Training for Pro Bono Legal Representatives

Friday, November 9th, 2012

Pro Bono Legal Representatives in a Training Session

An asylum-seeker is someone who claims international protection as a refugee after leaving his or her home country because of a well-founded fear of persecution. In order to be granted international protection as refugee the asylum seeker has to prove that there is a reasonable possibility the suffering he or she is afraid of will happen to her or him upon return to their country in a process called Refugee Status Determination (RSD). This process aims to establish if an asylum seeker fulfills the criteria of the ‘refugee’ definition outlined in the United Nations Refugee Convention from 1951 and its protocol from 1967.

In the Indonesian context an eligibility officer from UNHCR will collect all the information provided by the asylum seeker and make a decision on whether this person needs international protection or not. The burden to prove that there is a real threat awaiting the asylum seeker if returning to his home country lies with the asylum seeker themself. He or she has to prove that her or his fear is real and justified. Not every asylum seeker has the capability to make a good written or oral statement supported by objective evidence and information. Sometimes asylum seekers do not really understand the criteria or procedures. There are language barriers, nervousness, trauma or shame about what happened in the past that make it difficult to tell what really goes on back home. In some cases this inability leads to a rejection of the asylum claim and the possibility to return to sometimes life threatening danger.

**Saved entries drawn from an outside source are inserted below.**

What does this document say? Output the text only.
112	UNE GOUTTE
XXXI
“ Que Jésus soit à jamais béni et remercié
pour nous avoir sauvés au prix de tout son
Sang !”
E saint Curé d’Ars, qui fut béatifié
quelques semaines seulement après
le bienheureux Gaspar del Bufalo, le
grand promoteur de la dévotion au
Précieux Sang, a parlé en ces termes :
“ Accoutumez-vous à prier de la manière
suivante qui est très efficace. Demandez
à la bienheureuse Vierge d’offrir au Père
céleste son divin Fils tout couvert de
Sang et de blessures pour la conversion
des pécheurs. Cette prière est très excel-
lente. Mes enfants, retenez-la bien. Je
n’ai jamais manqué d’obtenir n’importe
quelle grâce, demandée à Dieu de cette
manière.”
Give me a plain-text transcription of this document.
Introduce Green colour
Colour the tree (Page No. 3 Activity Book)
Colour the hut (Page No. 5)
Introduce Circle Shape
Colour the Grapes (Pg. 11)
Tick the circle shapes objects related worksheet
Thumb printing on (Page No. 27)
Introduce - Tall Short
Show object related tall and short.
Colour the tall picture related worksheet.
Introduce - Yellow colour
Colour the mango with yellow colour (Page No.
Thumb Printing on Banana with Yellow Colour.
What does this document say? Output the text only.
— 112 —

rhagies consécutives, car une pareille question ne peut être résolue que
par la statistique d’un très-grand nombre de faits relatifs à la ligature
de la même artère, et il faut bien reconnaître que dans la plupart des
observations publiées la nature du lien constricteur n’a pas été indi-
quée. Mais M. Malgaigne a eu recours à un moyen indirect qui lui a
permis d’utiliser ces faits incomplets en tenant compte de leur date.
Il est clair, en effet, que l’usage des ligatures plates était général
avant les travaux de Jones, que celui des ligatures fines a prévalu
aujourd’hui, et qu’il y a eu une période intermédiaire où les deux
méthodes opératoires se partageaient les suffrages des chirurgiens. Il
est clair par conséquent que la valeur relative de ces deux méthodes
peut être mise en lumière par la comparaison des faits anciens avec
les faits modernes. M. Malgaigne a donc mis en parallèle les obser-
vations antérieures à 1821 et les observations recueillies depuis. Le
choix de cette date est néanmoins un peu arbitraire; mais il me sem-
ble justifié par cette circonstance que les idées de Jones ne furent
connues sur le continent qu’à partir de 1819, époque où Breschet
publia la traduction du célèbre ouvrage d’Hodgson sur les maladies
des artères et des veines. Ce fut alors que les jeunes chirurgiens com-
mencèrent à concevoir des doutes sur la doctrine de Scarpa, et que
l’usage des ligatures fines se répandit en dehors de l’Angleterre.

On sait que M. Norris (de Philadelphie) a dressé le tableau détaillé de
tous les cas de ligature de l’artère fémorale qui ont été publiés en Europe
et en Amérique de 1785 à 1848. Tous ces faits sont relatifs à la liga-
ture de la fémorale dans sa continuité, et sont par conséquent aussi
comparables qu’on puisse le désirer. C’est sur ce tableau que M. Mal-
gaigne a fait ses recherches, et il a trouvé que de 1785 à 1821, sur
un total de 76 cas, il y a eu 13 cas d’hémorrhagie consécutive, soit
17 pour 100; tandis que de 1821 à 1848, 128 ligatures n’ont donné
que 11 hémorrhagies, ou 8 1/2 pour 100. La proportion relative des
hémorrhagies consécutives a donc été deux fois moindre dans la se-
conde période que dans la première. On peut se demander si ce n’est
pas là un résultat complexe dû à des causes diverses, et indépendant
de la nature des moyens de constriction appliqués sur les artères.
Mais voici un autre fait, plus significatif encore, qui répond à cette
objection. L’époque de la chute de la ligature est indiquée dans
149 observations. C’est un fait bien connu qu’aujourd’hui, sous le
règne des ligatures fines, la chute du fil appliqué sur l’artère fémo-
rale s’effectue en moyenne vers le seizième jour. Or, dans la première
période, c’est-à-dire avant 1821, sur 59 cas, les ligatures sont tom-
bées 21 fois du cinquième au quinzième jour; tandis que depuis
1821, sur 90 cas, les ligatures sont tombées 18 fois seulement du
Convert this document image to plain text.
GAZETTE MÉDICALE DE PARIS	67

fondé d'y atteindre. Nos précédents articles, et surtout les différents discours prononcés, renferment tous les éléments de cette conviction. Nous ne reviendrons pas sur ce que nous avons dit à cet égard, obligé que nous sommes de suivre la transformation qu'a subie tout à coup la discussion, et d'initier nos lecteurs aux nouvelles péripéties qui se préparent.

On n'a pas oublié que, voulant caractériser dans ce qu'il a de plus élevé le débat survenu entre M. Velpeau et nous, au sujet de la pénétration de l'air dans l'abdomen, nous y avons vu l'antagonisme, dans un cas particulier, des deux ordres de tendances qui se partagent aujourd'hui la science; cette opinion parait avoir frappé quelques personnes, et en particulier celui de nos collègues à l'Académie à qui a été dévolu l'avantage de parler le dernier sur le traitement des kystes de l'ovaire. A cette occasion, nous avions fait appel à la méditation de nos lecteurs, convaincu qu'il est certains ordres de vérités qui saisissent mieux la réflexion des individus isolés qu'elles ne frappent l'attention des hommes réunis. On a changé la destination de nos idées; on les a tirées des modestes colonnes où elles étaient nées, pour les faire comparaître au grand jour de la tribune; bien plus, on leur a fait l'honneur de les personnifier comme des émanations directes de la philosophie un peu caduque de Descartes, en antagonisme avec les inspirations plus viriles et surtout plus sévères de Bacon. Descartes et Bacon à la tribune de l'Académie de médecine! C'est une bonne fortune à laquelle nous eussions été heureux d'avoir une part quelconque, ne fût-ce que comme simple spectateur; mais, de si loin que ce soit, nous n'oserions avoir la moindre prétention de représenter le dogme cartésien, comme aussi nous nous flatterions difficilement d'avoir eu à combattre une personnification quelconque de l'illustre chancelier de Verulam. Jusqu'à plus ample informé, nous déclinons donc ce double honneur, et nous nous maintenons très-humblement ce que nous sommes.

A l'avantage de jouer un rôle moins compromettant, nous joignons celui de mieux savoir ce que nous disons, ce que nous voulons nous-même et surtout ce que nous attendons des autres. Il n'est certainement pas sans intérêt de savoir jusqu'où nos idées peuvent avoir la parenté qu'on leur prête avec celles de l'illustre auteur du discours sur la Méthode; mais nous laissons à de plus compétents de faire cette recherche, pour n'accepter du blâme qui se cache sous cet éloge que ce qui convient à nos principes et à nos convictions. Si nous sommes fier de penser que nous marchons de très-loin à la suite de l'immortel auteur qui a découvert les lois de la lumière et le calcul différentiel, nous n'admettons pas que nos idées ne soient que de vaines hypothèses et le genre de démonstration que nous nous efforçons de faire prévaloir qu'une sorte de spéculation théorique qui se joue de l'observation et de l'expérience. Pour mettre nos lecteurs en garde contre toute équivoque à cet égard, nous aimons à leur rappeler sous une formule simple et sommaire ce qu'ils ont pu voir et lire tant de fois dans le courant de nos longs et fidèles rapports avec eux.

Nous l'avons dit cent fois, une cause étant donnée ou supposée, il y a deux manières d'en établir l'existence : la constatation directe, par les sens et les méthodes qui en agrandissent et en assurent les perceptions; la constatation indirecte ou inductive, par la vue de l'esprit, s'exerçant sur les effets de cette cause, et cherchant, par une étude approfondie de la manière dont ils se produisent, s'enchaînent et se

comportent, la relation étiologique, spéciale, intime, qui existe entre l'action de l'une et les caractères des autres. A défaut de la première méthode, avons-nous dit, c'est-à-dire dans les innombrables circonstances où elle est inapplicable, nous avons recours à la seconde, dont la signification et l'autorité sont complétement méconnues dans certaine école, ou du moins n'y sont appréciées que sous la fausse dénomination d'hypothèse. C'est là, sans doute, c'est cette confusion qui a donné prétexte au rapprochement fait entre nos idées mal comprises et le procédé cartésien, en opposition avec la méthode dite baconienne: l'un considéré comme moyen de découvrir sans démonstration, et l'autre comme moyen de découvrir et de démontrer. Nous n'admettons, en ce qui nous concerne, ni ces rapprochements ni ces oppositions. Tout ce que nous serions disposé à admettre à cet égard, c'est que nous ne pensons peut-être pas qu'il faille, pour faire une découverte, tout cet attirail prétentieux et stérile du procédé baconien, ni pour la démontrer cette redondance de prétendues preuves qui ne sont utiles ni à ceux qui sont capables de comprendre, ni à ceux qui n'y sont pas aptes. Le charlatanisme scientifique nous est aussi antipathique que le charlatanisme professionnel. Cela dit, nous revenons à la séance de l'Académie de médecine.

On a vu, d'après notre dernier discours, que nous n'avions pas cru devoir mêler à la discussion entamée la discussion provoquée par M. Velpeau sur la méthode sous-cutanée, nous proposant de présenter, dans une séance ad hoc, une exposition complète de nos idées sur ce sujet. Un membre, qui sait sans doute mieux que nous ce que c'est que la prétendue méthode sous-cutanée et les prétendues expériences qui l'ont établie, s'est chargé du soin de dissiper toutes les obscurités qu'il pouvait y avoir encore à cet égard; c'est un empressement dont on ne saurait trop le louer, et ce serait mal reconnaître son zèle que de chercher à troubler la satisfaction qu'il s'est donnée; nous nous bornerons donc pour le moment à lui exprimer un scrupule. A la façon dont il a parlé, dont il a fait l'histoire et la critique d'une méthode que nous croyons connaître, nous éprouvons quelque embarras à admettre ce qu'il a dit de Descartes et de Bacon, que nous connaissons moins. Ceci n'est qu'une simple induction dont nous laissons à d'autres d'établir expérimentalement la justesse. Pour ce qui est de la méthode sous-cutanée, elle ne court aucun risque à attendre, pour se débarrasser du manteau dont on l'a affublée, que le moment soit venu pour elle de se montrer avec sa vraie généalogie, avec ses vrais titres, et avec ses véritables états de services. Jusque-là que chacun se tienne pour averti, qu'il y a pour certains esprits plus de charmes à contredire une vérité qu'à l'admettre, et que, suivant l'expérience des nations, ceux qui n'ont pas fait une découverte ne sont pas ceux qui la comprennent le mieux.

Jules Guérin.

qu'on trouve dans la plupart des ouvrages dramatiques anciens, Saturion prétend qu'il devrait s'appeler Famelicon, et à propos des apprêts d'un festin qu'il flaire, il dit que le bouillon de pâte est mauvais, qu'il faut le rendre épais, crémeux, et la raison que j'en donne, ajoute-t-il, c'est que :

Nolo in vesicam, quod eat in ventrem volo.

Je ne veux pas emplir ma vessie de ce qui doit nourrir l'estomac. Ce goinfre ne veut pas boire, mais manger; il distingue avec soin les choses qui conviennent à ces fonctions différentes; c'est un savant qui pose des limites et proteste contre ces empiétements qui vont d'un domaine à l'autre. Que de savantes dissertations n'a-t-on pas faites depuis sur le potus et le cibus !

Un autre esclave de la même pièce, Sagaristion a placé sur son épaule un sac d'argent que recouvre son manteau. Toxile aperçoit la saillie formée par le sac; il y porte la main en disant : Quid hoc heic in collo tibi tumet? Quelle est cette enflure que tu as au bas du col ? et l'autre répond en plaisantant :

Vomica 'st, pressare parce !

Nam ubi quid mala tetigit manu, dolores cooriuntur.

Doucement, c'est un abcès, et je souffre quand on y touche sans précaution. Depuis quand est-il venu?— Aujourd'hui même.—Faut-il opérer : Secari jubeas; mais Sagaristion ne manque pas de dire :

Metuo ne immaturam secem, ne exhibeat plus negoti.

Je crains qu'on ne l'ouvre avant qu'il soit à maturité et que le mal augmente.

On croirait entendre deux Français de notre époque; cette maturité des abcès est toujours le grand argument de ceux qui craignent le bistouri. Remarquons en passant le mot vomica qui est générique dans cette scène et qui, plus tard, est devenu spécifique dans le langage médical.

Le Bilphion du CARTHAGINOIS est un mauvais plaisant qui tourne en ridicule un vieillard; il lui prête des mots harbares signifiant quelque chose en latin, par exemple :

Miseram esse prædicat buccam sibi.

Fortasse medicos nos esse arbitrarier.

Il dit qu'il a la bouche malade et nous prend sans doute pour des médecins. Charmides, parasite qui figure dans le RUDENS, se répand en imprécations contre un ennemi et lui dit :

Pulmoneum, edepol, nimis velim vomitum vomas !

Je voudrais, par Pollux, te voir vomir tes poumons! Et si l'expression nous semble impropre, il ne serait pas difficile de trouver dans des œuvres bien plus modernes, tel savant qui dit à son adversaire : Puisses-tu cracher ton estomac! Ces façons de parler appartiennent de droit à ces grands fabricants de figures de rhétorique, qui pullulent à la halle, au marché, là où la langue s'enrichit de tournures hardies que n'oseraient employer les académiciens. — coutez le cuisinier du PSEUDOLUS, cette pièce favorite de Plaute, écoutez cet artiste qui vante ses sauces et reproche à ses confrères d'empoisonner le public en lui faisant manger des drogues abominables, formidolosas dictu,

In order to ensure the threat to an individual asylum seeker is looked at properly the assistance of a trained legal adviser can be very important. This assistance can include information on criteria and processes, clarifying what has happened that led to the fear to return, writing a legal brief including recommendations to why this person needs protection and providing objective information on the situation in the country of origin of the asylum seeker.

Since 2010 UNHCR Indonesia started to welcome legal advice for asylum seekers, but unfortunately even nowadays the number of lawyers or paralegals able to provide quality legal advice are limited especially those willing to give free Pro Bono services. The role of legal advice is to enable the asylum seeker to make a truthful and detailed claim and so enable UNHCR to make the right decision according to UNHCR guidelines.

Being aware about the lack of Pro Bono legal representatives for asylum seekers, JRS Indonesia took initiative to hold training for lawyers on refugee law and the UNHCR RSD process. The “Training on Refugee Status Determination Process for Asylum Seeker’s Pro Bono Legal Representatives” was held between 25th and 27th June 2012 in Jakarta. This training was attended by 16 participants from different organizations such as Yayasan Lembaga Bantuan Hukum Indonesia (Indonesian Legal Aid Foundation), Lembaga Bantuan Hukum (Legal Aid foundation) Jakarta, Surabaya, and Pekanbaru, Human Rights Working Group, Mahkota Foundation Medan and some independent lawyers. We are lucky to be able to invite Nikola Errington an experienced legal officer from JRS Cambodia as trainer who could share her knowledge and best practices on how to assist asylum seekers during their asylum applications.

The aim of this training was to broaden, deepen and strengthen skills and knowledge of new and old members of Indonesia’s Pro Bono Legal Representative network. The training included knowledge on refugee law and ethics outlined in international instruments like the convention definition of refugees, the Nairobi Code and the Indonesia Bar Code. Skills on how to provide legal advice were practiced in role-plays, collecting testimonies, drafting of legal submissions and practice on conduct when attending an RSD Interview as legal representative. The training reaffirmed the commitment of the participants to provide advice and services for free and outlined next steps to be undertaken as a network. After the training the network has drafted procedures and guidelines for efficient and effective quality support to asylum seekers. It has also given itself a name, SUAKA, which in Indonesian language means ‘Asylum’.